За лесочком Степка догнал путеобходчика, который неторопливо шел по шпалам, натянув на голову острый колпак грязного дождевика. За спиной у него на веревке висел большой гаечный ключ, а на плече лежал длиннорылый молоток. Шагов десяток отделяло уж их, когда путеобходчик опустился на колени и, низко склонившись над рельсом, стал рассматривать что-то.
— Здорово, папаша, — сказал Степка, поравнявшись.
— Здорово, сынок. — Путеобходчик поднялся, молодой, розовощекий, сверху вниз поглядел на Степку. — Откуда бог дал?
— С казенной-то части ты — старик стариком. Ничего себе папаша. Ха-ха.
— Ты что такой?
— Какой?
— Не мазаный, сухой. Улыбаешься?
— Смешинку проглотил.
— Оно и видно, со смешинкой сделан. С поезда, что ли, упал?
— В казарму иду. В гости.
— Кому же такое счастье привалит?
— К Нюрке Лихановской.
— А кто ты ей?
— Брат, — соврал Степка.
— Брат, с каким спят?
— А ты откуда знаешь?
— Да я тоже немного сродни ей.
— Двоюродное прясло из ее огорода?
— Навроде… Какой-то все письма писал ей. Она рвала их, а его называла подсвинком. Не ты?

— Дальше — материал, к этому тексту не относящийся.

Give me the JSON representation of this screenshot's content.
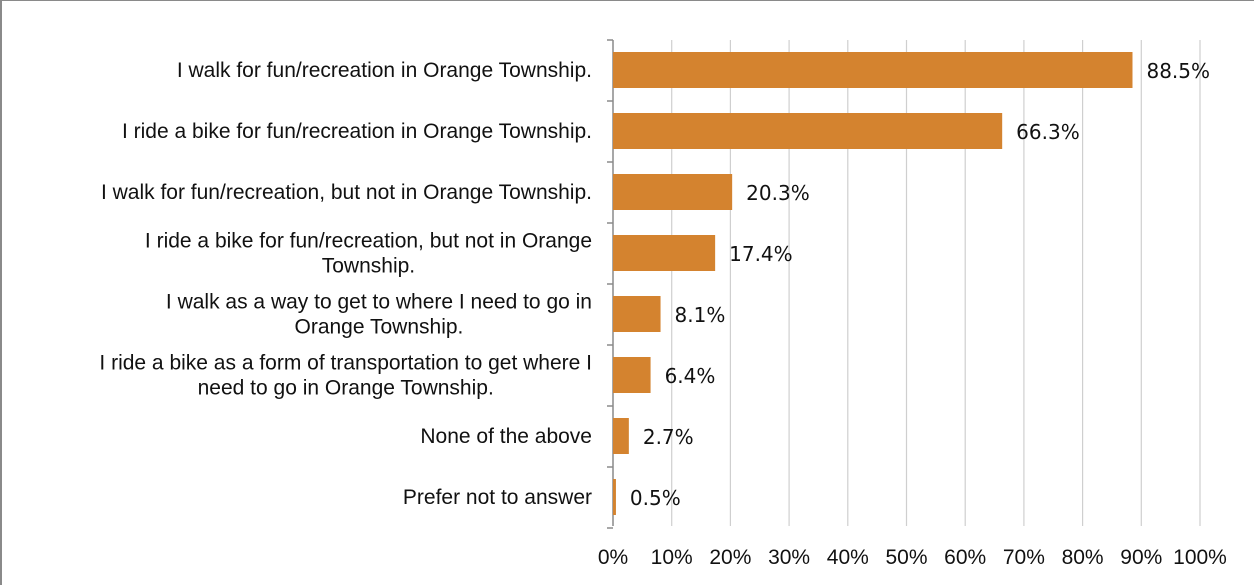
{
  "chart_data": {
    "type": "bar",
    "orientation": "horizontal",
    "categories": [
      "I walk for fun/recreation in Orange Township.",
      "I ride a bike for fun/recreation in Orange Township.",
      "I walk for fun/recreation, but not in Orange Township.",
      "I ride a bike for fun/recreation, but not in Orange Township.",
      "I walk as a way to get to where I need to go in Orange Township.",
      "I ride a bike as a form of transportation to get where I need to go in Orange Township.",
      "None of the above",
      "Prefer not to answer"
    ],
    "category_lines": [
      [
        "I walk for fun/recreation in Orange Township."
      ],
      [
        "I ride a bike for fun/recreation in Orange Township."
      ],
      [
        "I walk for fun/recreation, but not in Orange Township."
      ],
      [
        "I ride a bike for fun/recreation, but not in Orange",
        "Township."
      ],
      [
        "I walk as a way to get to where I need to go in",
        "Orange Township."
      ],
      [
        "I ride a bike as a form of transportation to get where I",
        "need to go in Orange Township."
      ],
      [
        "None of the above"
      ],
      [
        "Prefer not to answer"
      ]
    ],
    "values": [
      88.5,
      66.3,
      20.3,
      17.4,
      8.1,
      6.4,
      2.7,
      0.5
    ],
    "data_labels": [
      "88.5%",
      "66.3%",
      "20.3%",
      "17.4%",
      "8.1%",
      "6.4%",
      "2.7%",
      "0.5%"
    ],
    "xlim": [
      0,
      100
    ],
    "x_ticks": [
      0,
      10,
      20,
      30,
      40,
      50,
      60,
      70,
      80,
      90,
      100
    ],
    "x_tick_labels": [
      "0%",
      "10%",
      "20%",
      "30%",
      "40%",
      "50%",
      "60%",
      "70%",
      "80%",
      "90%",
      "100%"
    ],
    "grid": true,
    "legend": "none",
    "title": "",
    "xlabel": "",
    "ylabel": "",
    "colors": {
      "bar": "#d4832f",
      "grid": "#cfcfcf",
      "axis": "#8a8a8a",
      "frame": "#8a8a8a"
    }
  }
}
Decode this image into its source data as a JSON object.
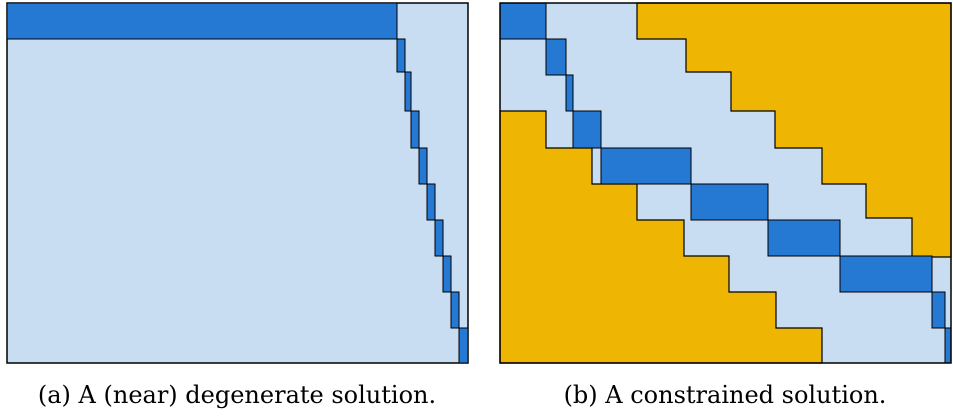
{
  "colors": {
    "background": "#c9ddf2",
    "block": "#2579d3",
    "constraint": "#eeb602",
    "outline": "#000000"
  },
  "panels": [
    {
      "id": "a",
      "caption": "(a) A (near) degenerate solution."
    },
    {
      "id": "b",
      "caption": "(b) A constrained solution."
    }
  ]
}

Степка смолчал, соображая, что, наверное, его все-таки Нюрка называла подсвинком за любовь его ко всякой скотине. Путеец понял Степкино замешательство, ехидно улыбнулся:
— Зазря ты, парничок, сапоги топчешь.
Степка остановился, поднял отяжелевшие от злости глаза на путейца и, неприятно почувствовав свои сохнущие губы, сказал:
— Солдаты зря сапог не носят. Зазря высказался.
— Ух ты сапог, — едко выговорил путеец.
— Я ведь не погляжу, что ты весь железом обвешан…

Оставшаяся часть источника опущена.